Securities industry lobbyist Steve Judge has been sucked into a Washington club he did not mean to join.
Nearly 20 years after leaving Minnesota to become a congressional staff member, the Securities Industry Association lobbyist belongs to the clique of political insiders who have devoted their careers to tearing down laws that wall off banking from other businesses.
"I never thought I would be putting my kids through school on Glass- Steagall," he said with amazement recently in his swank office in downtown Washington.
As the association's senior vice president of government affairs, Mr. Judge represents roughly 780 securities brokerages and investment banking firms nationwide.
In his vision of 21st-century finance, commercial banks, investment houses, insurance agencies, and others will affiliate with one another. The holding companies of these diversified financial services firms will embark unfettered on nonfinancial commercial ventures, Mr. Judge says.
The association's constituents advocate functional regulation of trading, meaning the Securities and Exchange Commission would regulate securities activities conducted by any type of company. And bank and securities operations should be kept separate even when owned by the same company, according to the Securities Industry Association.

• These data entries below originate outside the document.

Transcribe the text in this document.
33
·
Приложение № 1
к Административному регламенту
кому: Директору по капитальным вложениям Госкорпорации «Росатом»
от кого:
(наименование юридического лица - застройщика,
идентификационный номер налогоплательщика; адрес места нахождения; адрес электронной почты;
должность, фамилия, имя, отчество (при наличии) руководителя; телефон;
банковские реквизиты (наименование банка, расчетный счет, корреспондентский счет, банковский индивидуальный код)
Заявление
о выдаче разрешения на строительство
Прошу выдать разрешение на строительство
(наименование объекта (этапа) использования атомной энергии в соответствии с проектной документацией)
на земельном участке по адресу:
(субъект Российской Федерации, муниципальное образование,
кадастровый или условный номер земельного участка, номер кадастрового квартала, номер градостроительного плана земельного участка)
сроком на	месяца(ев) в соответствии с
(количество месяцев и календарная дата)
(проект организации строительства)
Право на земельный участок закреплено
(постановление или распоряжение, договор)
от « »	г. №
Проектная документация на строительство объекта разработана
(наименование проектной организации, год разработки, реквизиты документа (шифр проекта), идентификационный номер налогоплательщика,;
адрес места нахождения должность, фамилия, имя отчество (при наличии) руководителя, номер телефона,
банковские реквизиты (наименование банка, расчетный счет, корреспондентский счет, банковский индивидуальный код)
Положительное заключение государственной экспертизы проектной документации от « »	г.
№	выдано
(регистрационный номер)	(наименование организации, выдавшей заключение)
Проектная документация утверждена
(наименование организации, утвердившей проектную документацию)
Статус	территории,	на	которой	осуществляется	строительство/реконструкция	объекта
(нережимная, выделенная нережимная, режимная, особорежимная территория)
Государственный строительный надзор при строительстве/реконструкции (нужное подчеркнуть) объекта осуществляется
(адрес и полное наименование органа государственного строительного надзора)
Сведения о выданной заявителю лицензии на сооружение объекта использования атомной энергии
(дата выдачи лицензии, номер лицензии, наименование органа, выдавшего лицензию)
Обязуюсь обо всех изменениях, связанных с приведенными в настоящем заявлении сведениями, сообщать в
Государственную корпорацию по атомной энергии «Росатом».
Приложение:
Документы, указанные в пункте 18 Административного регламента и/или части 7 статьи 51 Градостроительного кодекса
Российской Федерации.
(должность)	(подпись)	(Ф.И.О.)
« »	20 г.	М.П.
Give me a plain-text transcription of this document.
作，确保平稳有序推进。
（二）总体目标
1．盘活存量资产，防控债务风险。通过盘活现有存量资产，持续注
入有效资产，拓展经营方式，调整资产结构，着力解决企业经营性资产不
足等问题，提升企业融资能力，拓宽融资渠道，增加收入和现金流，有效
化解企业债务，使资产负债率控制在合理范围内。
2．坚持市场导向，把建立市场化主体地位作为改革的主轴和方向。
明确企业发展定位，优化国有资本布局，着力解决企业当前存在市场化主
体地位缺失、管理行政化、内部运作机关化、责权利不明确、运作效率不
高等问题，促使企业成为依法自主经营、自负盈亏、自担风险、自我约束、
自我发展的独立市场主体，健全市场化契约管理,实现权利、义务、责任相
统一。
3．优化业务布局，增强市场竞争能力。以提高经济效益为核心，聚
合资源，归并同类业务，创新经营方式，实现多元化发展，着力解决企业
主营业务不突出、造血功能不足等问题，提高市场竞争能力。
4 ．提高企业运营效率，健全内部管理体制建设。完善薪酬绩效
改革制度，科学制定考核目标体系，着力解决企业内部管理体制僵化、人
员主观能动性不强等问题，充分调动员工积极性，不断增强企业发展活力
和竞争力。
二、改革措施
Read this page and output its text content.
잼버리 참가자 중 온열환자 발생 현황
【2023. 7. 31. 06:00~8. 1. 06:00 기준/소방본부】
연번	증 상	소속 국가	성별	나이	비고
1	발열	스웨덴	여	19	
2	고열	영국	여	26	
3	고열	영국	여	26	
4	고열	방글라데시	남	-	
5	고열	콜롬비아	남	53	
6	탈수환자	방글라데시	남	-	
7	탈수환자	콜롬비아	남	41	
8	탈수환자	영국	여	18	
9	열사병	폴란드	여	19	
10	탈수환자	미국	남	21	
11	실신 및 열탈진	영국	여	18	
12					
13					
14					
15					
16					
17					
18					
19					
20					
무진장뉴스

Longtime relationships among Mr. Judge and veteran lobbyists from banking and other financial services industries led to the creation of the Alliance for Financial Modernization about two years ago. The alliance has established common ground among groups that historically butted heads.
"Steve was certainly instrumental in getting that up and running," says Edward L. Yingling, executive director of government relations for the American Bankers Association.
The Securities Industry Association hired Mr. Judge in 1991, about the time the trade group reversed its opposition to Glass-Steagall reform. He had been deputy staff director of the House Banking Committee and legislative director for Rep. Bruce F. Vento, D-Minn.
His baptism of fire on House Banking came during passage of the Competitive Equality Banking Act of 1987, says Paul Nelson, a partner with the law firm Royer & Babyak in Washington. That law put the brakes on nonbank banks.
Mr. Judge deftly handled a "three-ring circus" of special interests during House-Senate negotiations and contributed mightily to the act's passage, says Mr. Nelson, the committee's former staff director.
He adds that Mr. Judge, 44, has all the attributes of a successful Washington lobbyist: knowledge of process, substance, and people, as well as an honest reputation that opens doors.
Today Mr. Judge juggles many federal issues of concern to securities firms, such as capital gains tax cuts and establishment of uniform national standards for class actions. But he spends most of his time on financial modernization.
The Securities Industry Association generally likes the reform bill passed by the House Banking Committee in June, he says, but it wants Federal Reserve Board control of financial services companies reduced and the SEC-not banking regulators-to oversee securities work at banks.
The association also is fighting to restore provisions eliminated by the House Commerce Committee that would permit a mixture of banking and commerce.
"I still think there is a better than fifty-fifty chance of legislation passing the House and Senate in the next two years," he says. "It's time for all of us to put this issue behind us and move on."